Council of Europe

04/15/2026 | Press release | Archived content

Le Comité anti-torture du Conseil de l’Europe appelle à l’amélioration des conditions d’incarcération et des mesures supplémentaires pour prévenir les violences policières

Dans son rapport annuel pour 2025, le Comité du Conseil de l'Europe pour la prévention de la torture (CPT) reconnaît les progrès réalisés dans certains domaines au cours des dernières années, met en évidence des signes inquiétants concernant le traitement et les conditions de vie des personnes privées de liberté en Europe. Ces problèmes incluent la réapparition de mauvais traitements dans certains pays, le problème d'impunité lié aux violences policières et la surpopulation carcérale.
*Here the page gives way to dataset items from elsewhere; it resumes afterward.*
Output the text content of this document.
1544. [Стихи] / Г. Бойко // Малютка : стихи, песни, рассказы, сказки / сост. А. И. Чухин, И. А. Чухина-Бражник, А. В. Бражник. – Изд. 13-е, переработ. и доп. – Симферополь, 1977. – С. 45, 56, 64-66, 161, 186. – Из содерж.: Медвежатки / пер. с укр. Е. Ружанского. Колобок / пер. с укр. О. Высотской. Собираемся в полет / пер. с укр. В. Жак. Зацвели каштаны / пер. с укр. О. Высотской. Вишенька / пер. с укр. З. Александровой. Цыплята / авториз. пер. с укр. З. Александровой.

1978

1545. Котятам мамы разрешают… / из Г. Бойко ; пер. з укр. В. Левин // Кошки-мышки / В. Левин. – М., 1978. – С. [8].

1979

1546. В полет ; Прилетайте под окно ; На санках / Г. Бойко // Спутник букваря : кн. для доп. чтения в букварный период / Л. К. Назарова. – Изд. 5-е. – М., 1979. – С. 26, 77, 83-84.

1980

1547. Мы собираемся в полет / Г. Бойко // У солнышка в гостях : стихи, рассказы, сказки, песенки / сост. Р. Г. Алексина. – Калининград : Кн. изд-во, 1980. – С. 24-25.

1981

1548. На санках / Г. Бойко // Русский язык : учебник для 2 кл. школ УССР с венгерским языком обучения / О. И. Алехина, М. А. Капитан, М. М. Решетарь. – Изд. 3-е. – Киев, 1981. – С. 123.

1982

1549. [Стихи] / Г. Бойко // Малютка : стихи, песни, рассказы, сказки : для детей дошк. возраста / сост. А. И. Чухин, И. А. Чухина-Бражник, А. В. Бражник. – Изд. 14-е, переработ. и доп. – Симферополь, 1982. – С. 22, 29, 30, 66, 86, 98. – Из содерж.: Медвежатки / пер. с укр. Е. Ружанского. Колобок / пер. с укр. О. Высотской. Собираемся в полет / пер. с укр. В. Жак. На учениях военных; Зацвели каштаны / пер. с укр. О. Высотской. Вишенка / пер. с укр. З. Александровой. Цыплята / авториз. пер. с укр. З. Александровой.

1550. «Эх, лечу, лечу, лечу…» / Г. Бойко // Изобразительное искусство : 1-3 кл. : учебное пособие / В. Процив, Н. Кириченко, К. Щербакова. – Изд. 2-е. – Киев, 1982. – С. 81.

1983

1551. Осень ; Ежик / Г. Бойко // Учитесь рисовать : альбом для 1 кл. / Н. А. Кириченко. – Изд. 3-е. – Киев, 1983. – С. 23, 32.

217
Dès lors, il appelle les gouvernements à améliorer les conditions d'incarcération et à prendre des mesures supplémentaires pour prévenir les mauvais traitements infligés par la police.

Le rapport donne un aperçu des problèmes persistants et des nouveaux problèmes liés à la gestion de la privation de liberté en Europe, notamment dans les locaux de police, les prisons, les centres de rétention pour personnes étrangères, les établissements de santé mentale et de protection sociale. Il met l'accent sur les tendances observées lors de ses visites dans les pays et sur ses recommandations de longue date qui n'ont pas été suivies d'effets.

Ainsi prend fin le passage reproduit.